In attesa delle decisioni della Marina, Lamboglia decise di interrompere i lavori e di mandareil “Daino” a Gaeta, ove la batimetria non superava gli 8-10 m.

In un intervista rilasciata dopo questo fatto il Lamboglia dichiarava: “Per il 1963, ad ogni modo, sta facendosi largamente strada in me la prima idea, da cui ho deviato l’anno scorso; che occorra andar per gradi e che prima di affrontare con le sorbone lo scavo di un relitto così smisurato a 40 metri di profondità, come quello di

Albenga, occorra affermare e provare i metodi di lavoro, e propriamente di scavo, su di un giacimento minore e soprattutto a minor profondità. Abbiamo fatto bene a rilevare e proteggere la nave romana di Albenga, ma forse è meglio lasciarla ancora in letargo 5 o 10 anni e attendere che si possa “tirarla su” con mezzi adeguati”.

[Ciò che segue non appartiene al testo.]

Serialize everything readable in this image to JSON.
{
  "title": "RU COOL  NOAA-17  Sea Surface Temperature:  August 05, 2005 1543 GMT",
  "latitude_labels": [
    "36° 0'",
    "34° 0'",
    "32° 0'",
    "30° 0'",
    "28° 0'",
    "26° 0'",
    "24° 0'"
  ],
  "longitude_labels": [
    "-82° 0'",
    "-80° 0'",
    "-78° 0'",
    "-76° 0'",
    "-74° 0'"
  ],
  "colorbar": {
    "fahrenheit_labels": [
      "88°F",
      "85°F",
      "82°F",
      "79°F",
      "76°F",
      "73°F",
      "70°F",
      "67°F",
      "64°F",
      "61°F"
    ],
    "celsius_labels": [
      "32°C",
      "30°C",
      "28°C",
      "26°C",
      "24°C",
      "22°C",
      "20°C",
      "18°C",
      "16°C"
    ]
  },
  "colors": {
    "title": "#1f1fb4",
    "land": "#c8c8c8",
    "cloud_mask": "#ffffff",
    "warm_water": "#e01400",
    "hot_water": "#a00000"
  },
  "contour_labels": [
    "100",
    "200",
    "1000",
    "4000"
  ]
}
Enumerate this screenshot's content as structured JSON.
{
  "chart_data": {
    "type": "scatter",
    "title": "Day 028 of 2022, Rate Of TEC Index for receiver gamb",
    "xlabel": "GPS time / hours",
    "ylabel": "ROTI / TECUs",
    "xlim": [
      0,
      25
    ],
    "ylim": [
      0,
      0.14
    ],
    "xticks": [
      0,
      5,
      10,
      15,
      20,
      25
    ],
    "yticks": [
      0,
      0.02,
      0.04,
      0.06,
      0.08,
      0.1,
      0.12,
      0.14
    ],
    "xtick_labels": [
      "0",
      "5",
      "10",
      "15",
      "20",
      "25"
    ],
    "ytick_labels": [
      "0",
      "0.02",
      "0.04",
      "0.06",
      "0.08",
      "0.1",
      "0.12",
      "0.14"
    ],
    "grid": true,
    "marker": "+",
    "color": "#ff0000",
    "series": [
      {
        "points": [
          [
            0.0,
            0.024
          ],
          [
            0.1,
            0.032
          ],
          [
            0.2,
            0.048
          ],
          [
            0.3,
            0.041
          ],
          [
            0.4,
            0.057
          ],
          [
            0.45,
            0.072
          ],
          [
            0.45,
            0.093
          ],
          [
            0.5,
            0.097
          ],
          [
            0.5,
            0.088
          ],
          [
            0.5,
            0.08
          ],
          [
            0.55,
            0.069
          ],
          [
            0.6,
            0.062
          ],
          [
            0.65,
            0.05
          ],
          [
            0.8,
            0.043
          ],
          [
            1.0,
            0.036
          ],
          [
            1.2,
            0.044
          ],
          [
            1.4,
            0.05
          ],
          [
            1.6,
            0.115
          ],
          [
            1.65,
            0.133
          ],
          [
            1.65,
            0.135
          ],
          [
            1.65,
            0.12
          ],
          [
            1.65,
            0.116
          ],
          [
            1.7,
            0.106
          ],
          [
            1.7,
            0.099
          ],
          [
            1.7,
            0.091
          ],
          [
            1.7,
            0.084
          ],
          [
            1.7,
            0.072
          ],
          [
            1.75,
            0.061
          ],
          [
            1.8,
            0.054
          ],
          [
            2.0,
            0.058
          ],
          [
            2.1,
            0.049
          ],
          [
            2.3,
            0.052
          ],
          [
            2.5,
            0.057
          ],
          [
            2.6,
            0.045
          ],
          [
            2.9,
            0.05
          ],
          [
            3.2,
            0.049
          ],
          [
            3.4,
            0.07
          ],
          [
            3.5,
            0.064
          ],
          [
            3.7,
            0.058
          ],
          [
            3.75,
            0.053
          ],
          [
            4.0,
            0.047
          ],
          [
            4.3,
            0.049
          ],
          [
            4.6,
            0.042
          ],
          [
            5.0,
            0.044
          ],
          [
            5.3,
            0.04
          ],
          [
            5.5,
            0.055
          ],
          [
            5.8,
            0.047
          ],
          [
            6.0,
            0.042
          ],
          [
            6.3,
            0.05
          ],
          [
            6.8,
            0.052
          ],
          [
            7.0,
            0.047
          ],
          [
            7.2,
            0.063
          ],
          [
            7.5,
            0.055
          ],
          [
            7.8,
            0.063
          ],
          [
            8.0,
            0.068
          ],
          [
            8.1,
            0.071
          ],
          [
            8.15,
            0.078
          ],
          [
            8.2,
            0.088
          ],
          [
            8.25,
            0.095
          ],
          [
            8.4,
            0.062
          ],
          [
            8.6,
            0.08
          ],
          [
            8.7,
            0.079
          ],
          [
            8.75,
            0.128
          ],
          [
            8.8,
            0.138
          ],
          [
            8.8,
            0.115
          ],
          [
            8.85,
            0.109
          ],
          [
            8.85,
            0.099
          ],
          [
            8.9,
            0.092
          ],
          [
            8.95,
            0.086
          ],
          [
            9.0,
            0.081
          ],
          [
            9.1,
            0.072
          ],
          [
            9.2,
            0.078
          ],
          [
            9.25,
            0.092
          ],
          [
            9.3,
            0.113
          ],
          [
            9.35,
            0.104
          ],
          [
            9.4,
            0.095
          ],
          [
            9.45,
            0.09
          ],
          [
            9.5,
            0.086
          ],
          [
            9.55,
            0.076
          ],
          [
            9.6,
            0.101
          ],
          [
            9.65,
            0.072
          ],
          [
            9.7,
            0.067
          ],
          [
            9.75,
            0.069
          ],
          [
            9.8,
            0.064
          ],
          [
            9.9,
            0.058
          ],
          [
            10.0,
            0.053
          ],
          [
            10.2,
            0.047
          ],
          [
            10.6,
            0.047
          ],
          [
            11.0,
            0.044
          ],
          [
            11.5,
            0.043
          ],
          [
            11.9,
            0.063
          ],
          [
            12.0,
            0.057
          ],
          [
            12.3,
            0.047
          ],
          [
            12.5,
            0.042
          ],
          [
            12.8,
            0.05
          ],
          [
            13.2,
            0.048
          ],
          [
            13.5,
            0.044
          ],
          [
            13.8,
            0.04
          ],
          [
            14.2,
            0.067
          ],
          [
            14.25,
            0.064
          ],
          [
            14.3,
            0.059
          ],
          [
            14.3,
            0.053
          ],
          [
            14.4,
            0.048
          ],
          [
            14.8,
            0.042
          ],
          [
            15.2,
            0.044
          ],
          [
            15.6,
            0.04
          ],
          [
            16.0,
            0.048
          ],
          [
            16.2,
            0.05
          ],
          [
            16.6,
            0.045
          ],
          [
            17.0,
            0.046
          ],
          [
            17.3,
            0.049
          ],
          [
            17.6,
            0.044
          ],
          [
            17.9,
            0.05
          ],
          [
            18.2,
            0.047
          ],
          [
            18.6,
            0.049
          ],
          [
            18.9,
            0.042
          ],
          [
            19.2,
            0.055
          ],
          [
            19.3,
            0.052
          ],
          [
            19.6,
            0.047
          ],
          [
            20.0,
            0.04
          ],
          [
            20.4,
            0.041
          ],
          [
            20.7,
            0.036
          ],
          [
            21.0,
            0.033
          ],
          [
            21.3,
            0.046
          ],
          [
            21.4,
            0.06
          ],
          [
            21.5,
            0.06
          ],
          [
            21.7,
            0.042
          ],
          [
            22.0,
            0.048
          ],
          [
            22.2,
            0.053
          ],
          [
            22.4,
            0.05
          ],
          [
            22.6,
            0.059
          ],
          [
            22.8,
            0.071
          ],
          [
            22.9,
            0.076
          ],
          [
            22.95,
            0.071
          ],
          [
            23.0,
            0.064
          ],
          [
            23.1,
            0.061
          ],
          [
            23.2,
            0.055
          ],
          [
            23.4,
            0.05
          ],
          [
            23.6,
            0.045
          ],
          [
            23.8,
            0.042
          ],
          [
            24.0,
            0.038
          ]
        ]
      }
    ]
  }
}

La campagna del 1962 durò soltanto 17 giorni dopo i quali il Lamboglia scriveva: “II “Daino” non è ad Albenga per far della propaganda a tizio e caio ma per tentare un esperimento. Il primo che si fa in Italia con mezzi adeguati e con un programma, a lunga scadenza, di scavo a grande profondità (e purtroppo anche l’ultimo). Per tanto tutti i risultati, sia positivi sia negativi, che si traggono da questa campagna

(10)

rimangono acquisiti in maniera definitiva al progresso scientifico dell'archeologia sottomarina”.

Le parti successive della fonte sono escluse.